More Chapter 7 Bankruptcy Trustees Taking Liberties With The Bankruptcy Code

Most chapter 7 bankruptcy trustees in Cook County do a great job of balancing their duties while administering chapter 7 cases. There are more than a select few Trustees who seem to be growing towards advancing these cases beyond what they were intended to be. Let me provide a little background. The duties of a trustee are specifically enumerated in Section 704 of 11 United States Code. The general nature of a trustee’s duties under chapter 7 is to administer the estate of any nonexempt assets that the debtor may have. Specifically, the trustee shall collect and reduced to money the property of the estate for which the trustee serves and close such estate as expeditiously as is compatible with the best interest of parties in interest. In addition to that main duty, the trustee shall investigate the financial affairs of the debtor. This is a broad term that can take on many meanings.

Most trustees take the term “investigate the affairs of the debtor” to be what is done at the examination under oath. This examination in combination with the codes requirement that the debtor provide the most recent federal tax return and two months’ worth of pay advices prior to filing is typically sufficient to investigate the financial affairs of the debtor. However, there is always a trustee or two or now 10 who are seeking additional information prior to the 341 meeting of creditors. Some trustees even have a standing directive that if the information is not provided within a certain number of days prior to the meeting, then the meeting will not be held. This is in contradiction to the bankruptcy code and to the standard practices and procedures used throughout the district.

There is one trustee who instead of demanding the most recent federal tax return which the code provides, seeks two years’ worth of federal tax returns. This trustee has never uncovered in any of my cases a situation where the second year of a tax return has provided any value to the bankruptcy estate. In my opinion, it is truly nothing more than a harassment of the debtor who has been advised by his or her attorney at the time of the initial consultation that only one federal return, the most recent one, was required. Now the attorney and the debtor have to scramble to gather the additional return, submit it to the trustee and for what real purpose other than harassment. When questioned on the requirement, the trustee simply relied on the broad reading of “investigate the financial affairs of the debtor duty.”  Once again, this trustee has never uncovered anything probative with regard to the second tax return.

Another trustee continues to push the envelope. In addition to the mandated one year federal tax return and two months’ worth of paycheck stubs prior to filing, this trustee wants the bank statement or statements that covered the period of time when the debtor actually filed bankruptcy. This trustee is trying to play the gotcha game. He wants to find that the debtor had more in the bank account then was listed on the petition at the time of filing. He also wants to uncover transfers, purchases, withdrawals, and other evidence that a bank account can provide in an attempted to discredit the debtor.  Now that same trustee is requiring three months’ worth of bank statements prior to filing. I guess the probative and evidentiary value of the one bank statement did not prove fruitful.

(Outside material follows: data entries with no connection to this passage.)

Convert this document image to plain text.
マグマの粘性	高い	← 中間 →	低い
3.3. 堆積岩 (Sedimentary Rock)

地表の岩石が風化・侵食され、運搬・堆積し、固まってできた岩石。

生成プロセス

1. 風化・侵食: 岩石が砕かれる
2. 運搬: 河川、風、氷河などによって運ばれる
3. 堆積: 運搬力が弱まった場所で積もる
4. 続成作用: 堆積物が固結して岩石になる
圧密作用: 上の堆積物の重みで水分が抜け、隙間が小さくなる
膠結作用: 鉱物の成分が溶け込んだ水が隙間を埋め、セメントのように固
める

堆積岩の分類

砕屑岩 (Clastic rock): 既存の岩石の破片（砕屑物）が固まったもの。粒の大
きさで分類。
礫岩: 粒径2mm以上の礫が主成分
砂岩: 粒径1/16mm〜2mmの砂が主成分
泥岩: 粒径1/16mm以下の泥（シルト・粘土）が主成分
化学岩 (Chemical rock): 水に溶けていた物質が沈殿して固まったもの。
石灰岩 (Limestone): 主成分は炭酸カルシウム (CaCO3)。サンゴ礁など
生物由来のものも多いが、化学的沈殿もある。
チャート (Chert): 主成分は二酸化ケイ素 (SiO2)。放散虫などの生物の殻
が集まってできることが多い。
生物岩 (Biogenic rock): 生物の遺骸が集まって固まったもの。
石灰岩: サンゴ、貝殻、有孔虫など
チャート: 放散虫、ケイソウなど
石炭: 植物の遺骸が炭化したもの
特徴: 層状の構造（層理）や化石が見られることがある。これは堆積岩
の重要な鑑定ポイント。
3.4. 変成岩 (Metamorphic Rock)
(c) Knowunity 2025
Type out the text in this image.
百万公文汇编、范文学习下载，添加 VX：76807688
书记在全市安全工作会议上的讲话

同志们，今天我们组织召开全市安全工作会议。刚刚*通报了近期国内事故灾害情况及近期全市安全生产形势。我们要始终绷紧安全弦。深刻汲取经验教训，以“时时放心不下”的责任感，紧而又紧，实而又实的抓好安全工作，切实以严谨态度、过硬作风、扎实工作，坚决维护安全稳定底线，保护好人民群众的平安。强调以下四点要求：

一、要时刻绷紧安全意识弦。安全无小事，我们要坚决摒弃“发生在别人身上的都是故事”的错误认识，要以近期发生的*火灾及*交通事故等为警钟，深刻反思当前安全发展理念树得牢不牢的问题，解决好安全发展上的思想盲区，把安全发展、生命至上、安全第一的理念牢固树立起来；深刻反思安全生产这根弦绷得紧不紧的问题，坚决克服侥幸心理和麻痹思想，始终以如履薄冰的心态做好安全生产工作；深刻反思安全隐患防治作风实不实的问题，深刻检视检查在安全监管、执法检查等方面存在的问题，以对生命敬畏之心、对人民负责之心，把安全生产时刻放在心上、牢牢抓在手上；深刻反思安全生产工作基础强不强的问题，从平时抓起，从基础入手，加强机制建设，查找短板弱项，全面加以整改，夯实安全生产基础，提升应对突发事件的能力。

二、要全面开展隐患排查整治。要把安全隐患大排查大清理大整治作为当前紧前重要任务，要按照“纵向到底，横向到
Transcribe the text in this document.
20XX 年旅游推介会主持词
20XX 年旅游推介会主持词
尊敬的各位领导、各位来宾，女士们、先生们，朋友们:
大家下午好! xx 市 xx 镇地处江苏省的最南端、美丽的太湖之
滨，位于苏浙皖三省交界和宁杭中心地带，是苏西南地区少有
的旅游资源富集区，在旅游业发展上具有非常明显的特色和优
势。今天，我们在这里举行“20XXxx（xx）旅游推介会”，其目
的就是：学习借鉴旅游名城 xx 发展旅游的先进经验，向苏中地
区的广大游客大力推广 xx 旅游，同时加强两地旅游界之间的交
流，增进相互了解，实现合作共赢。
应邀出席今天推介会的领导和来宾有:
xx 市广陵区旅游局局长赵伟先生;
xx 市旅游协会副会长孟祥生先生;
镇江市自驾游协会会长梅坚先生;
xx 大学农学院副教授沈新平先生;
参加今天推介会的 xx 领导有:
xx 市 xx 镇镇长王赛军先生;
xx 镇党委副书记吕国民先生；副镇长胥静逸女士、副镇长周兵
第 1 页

What these trustees fail to realize is that there is not massive bankruptcy fraud occurring in this jurisdiction. People are not running up credit, transferring money out of their name, and engaging in other nefarious conduct to simply get over on the bankruptcy court. People are undergoing a drastic an ongoing hardship in this country. Wages have not risen in recent memory. Jobs have not been created in recent memory. The cost of everything from housing, food, clothing, health insurance and other necessities has gone up and up. Debtors are simply forced into a position where they have to file a chapter 7 bankruptcy simply to continue to survive. I wish some of the bankruptcy trustees would attempt to understand that fact.

If the bankruptcy trustees in this jurisdiction continue to overreach with their investigations and demands for documentation prior to the initial 341 meeting, bankruptcy attorneys are going to start to resist these overreaches. We will eventually go to a hearing before one or many of the federal bankruptcy judges in this area to determine whether or not a trustee in his role of investigation is demanding too much, too soon and without just cause. My opinion is that many of the bankruptcy judges will determine this conduct to be overreaching without any probable cause to perform an in-depth investigation of the debtor.